Blender 2.92 is around the corner. What’s new and key?
* Geometry nodes, scatter and instancing.
“Nodes can be used to change an object’s geometry in a more complex way than regular modifiers.” There’s a new node-based system for this, which “lays the groundwork” for the future but for now it has “object scattering and instancing” already enabled. Could be useful for DAZ and Poser… scatter in Blender, save and use in Poser or DAZ.
* Primitives in a click.
“Create primitives with two clicks.” Nice. It’s now probably a bit easier to set up a Synthwave picture by loading simple primitives to an Eevee scene, and then (see below) to get mattes for later compositing.
* Eevee Cryptomatte
Create mattes from the scene, for compositing. This was already in Cycles, is now also in Eevee. A “new compositor node was also added to adjust the exposure of images”.
* Grease pencil
Edit grease pencil strokes using Bezier curves. Also a rather vital Grease Pencil menu, that was accidentally totally bjorked by 2.91, is back again. Nice for the NPR crowd, but grease pencil is obviously one of Blender’s many ‘moving targets’ with features and menus popping into and out of existence.
* Cycles
Faster rendering on complex scenes. “Multithreaded export of geometry, to improves performance in scene synchronization when there are many mesh, hair and volume objects.” Also faster hybrid rendering. “GPU devices can now take over rendering of tiles that are currently being rendered by CPU threads, to improve hybrid rendering performance”. This looks like the main thing.
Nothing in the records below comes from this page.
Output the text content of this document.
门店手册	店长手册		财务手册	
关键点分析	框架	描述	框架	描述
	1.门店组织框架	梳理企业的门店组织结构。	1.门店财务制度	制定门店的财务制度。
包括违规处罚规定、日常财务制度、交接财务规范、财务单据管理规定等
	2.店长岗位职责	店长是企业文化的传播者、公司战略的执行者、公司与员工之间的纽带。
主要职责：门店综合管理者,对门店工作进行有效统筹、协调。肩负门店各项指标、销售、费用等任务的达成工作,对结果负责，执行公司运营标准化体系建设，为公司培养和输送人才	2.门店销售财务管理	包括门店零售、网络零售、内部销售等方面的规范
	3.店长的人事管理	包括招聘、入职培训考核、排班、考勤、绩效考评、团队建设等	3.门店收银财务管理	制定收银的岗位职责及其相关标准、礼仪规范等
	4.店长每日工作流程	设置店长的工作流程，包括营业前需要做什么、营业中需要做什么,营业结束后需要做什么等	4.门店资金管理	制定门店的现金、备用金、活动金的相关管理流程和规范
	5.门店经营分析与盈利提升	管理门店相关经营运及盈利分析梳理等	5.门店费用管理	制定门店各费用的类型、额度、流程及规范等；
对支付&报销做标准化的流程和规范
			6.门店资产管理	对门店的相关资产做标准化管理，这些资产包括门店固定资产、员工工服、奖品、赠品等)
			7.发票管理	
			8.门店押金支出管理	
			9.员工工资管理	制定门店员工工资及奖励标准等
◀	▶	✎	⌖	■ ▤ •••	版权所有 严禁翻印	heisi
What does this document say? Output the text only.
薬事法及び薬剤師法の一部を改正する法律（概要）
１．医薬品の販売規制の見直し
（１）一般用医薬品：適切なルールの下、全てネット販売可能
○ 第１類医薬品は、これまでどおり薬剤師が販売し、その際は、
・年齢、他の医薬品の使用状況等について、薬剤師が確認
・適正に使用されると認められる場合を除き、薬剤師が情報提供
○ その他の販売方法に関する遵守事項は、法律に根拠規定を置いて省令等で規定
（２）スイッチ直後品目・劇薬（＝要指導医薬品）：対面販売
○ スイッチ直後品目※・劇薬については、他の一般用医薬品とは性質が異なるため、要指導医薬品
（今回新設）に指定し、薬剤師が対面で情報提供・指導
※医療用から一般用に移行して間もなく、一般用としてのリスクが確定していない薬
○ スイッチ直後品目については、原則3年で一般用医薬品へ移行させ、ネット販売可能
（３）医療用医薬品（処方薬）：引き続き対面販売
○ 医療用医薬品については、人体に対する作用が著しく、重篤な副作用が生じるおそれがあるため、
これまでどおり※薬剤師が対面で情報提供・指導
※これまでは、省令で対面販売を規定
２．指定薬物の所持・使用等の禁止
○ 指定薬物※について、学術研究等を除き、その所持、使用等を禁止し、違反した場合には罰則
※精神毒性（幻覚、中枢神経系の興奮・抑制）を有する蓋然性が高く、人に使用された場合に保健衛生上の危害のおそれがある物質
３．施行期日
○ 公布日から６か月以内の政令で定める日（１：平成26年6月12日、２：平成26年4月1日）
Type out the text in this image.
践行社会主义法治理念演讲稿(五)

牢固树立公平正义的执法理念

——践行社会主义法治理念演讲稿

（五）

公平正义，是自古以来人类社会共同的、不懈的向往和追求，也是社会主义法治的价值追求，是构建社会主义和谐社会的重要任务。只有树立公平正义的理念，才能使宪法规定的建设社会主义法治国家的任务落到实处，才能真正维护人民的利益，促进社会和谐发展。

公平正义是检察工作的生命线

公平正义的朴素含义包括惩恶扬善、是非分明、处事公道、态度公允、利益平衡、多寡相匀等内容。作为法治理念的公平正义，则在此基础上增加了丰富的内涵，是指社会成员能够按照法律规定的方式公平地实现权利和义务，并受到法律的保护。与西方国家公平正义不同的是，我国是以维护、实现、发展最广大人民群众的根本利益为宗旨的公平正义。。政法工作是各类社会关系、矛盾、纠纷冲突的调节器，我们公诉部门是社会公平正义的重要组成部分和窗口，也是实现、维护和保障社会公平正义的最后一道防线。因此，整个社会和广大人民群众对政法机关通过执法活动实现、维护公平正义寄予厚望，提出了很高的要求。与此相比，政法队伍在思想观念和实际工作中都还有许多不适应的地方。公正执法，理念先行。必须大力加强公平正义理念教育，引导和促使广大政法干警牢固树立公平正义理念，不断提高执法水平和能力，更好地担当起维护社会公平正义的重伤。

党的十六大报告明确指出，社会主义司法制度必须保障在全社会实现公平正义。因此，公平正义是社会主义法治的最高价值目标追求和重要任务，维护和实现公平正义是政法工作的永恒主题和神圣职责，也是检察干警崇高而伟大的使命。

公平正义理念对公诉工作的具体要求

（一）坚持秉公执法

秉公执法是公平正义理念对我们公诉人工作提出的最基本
Cycles getting power-ups is important, because these may well feed into Poser 12 at some point. In Poser, Cycles is ‘SuperFly’.
* Fluids
Viscosity, so you can now do things like ice-cream cone twirls. Or er… doggie doings. Yum.
Old 3D World magazine PDF scans have been taken down from Archive.org. They can still show up in search results there and at Google Search, from circa the 2008-2012 era, when it was taking notice of Poser in a real way (some tutorials from Brian Haberlin, some letters-page advice, freebies and an occasional review). But they are gone once you click through. So far as I can tell from search, the only way to get issues from that era now is to buy them in print from eBay when they come up. A pity, as it was quite fun to browse them occasionally and chuckle at what the oldware looked like. Or what a (now puny) PC £2,300 would buy you, back in the day. And sometimes they could yield up a useful nugget of obscure information.
I’d like to think that 3D World are preparing a $25 DVD with all their 2000-2015 back-issues as good digital scans on it, but such things do not tend to happen from big publishers. Being beholden to advertisers they view their complete set of back-issues as a liability that would distract attention from the current issue and its ads, rather than as an asset.
Though a couple of issues from even earlier in time are still online there, to give you a taste of what we once enjoyed each month circa 2006. Also most of the free cover-CDs as ISOs. I produced a survey of the 3D models on the latter, a few years ago. You may want to grab them now, just in case they go too.
Tafi has taken on the task of making game-ready DAZ conversions for the Unity Game Engine, and to a level that will satisfy real game-makers. Around 300 of them are on the Unity Store now. The prices are right, especially as it seems they can be put into commercial games royalty-free. Though I’m not 100% certain of that. The licence info is rather basic on the page. Perhaps there’s a big legal agreement in the download?